And the value of the kth learning rate parameter in the next generation learning rate parameter group b is determined according to whether the learning rate parameter is mutated or not. Specifically, if the kth learning rate parameter varies, the value of the learning rate parameter is updated, and a specific updated value determination mode can be set as required; if the k-th learning rate parameter has no variation, the value of the learning rate parameter remains unchanged, i.e. the value of the learning rate parameter is the same as the value of the corresponding learning rate parameter of the current generation.

The determination method of whether the learning rate parameter has a variation may be: and judging whether the random number generated corresponding to the learning rate parameter is smaller than the mutation probability CR set in the step 302, if so, determining that mutation occurs, and otherwise, determining that no mutation occurs.
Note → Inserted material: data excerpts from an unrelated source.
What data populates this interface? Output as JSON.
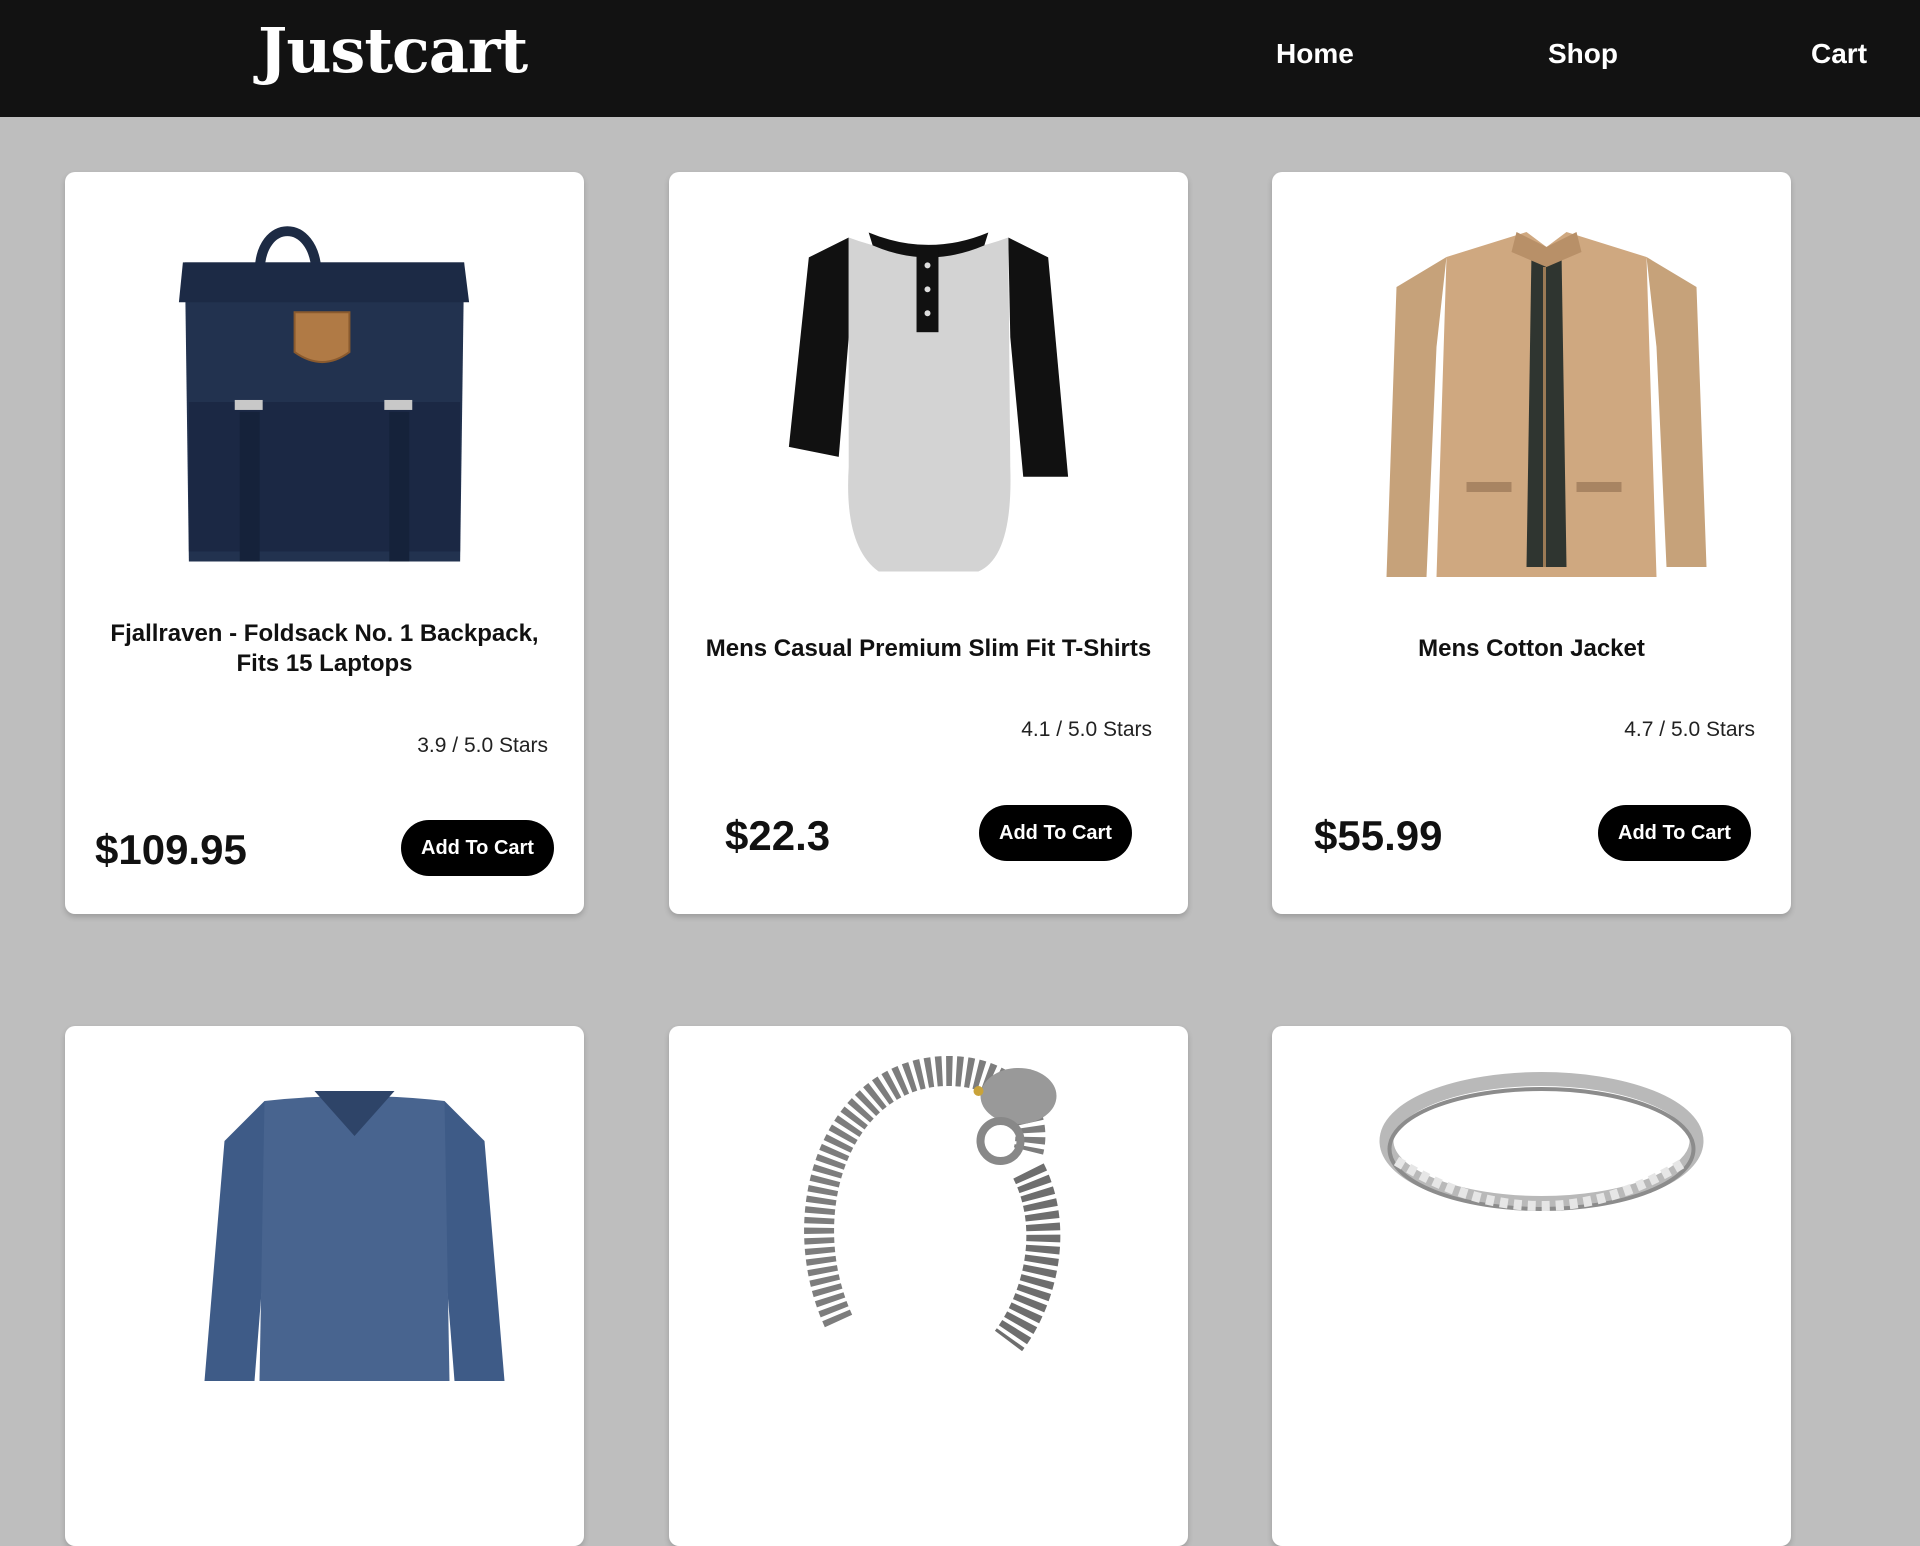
{
  "header": {
    "brand": "Justcart",
    "nav": [
      "Home",
      "Shop",
      "Cart"
    ]
  },
  "products": [
    {
      "title": "Fjallraven - Foldsack No. 1 Backpack, Fits 15 Laptops",
      "rating": "3.9 / 5.0 Stars",
      "price": "$109.95",
      "button": "Add To Cart",
      "icon": "backpack-image"
    },
    {
      "title": "Mens Casual Premium Slim Fit T-Shirts",
      "rating": "4.1 / 5.0 Stars",
      "price": "$22.3",
      "button": "Add To Cart",
      "icon": "tshirt-image"
    },
    {
      "title": "Mens Cotton Jacket",
      "rating": "4.7 / 5.0 Stars",
      "price": "$55.99",
      "button": "Add To Cart",
      "icon": "jacket-image"
    },
    {
      "icon": "long-sleeve-shirt-image"
    },
    {
      "icon": "dragon-bracelet-image"
    },
    {
      "icon": "silver-ring-image"
    }
  ],
  "colors": {
    "navbar": "#121212",
    "page_background": "#bebebe",
    "button": "#000000"
  }
}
In this embodiment, a way of updating the learning rate parameter value when a variation occurs is provided, that is, the value Trail of the kth learning rate parameter is determined according to the following formula (3) _k ：

Wherein, index [ i] _k ＝random.sample(range(Np),COUNT)，index[i] _k Means for randomly extracting COUNT learning rate parameter sets from Np learning rate parameter sets of the current generation, wherein the k-th learning rate parameter value of the i-th learning rate parameter set is index [ i [ ]] _k COUNT =3 ≤ Np, low _ bound is a minimum value of the preset learning rate parameter, and up _ bound is a maximum value of the learning rate parameter; random () represents a random number between 0 and 1 generated corresponding to the kth learning rate parameter.

For each learning rate parameter, the value of the learning rate parameter of the next generation can be determined according to the above mode.

In addition, to further select a more optimal learning rate parameter combination, optionally, the present embodiment further determines whether to update the maximum value of the learning rate parameter in step 308.

Specifically, in the conventional weight tuning method, the interval of the learning rate parameter is fixed. In this embodiment, when determining the next generation learning rate combination each time, if the learning rate parameters that have reached a certain proportion in the current optimal learning rate parameter combination are closer to the upper limit of the interval of the current learning rate parameter combination, the maximum value of the learning rate parameters may be increased to optimize the optimal learning rate parameter combination in a wider range.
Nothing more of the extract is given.